According to police, 1,244 Gender Based Violence (GBV) cases were recorded between January and April this year. Assault topped the list with 205 cases and 93 incidents of rape.
Kamashazi said the one-stop centre programme was spearheaded by the ministry.
"The centres will be established in districts to provide services to GBV victims in the country," she disclosed.
She added it would help victims of violence, especially in rural areas who cannot report such cases due to lack of facilities. Currently, there are only two such centres; in Kigali and Rusizi District in the Western Province.
Rwanda is one of the countries selected to implement the UN Resolution 1325 to showcase achievements, challenges and the way forward.
The resolution aims at protecting women and girls during and after armed conflicts, and to fully involve females in conflict prevention, management and resolution, peace building and reconciliation.
Its implementation revolves around women's political participation, economic empowerment and strengthening of the rule of law and access to justice.
Kamashazi however stressed the need for more sensitisation campaigns as gaps still exist in terms of women participation in several aspects of society.
"Rwanda is among the few countries that have set up steering committees to implement the UN resolution 1325, spearheaded by the National Police and Rwanda Defence Forces," Kamashazi said.
"Through this, women have been able to take part in peace negotiations in various conflict areas. The RDF has also sent women to peace keeping missions as a way of implementing the UN resolution," she added.
According to the Ministry of Health, the centres are to be set up in different districts, in partnership with the Global Fund, USAID, UN Women among others.

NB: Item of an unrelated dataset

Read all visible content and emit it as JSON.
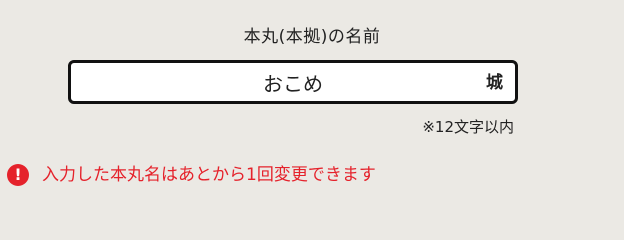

"The UN Women has helped in providing the strategy and guidelines on GBV, the funding is from different partners. Setting up these centres also depends on accessibility," said Arthur Asiimwe the Director for communications at Rwanda Biomedical Centre.
To implement it, the police, military and the Rwanda Correctional Service established gender desks with the police credited for decentralising them to all police stations across the country.
The establishment of ISANGE One-Stop Centre, which provides free medical services to victims of GBV and initiatives in peacekeeping operations, is among efforts undertaken to combat the crime.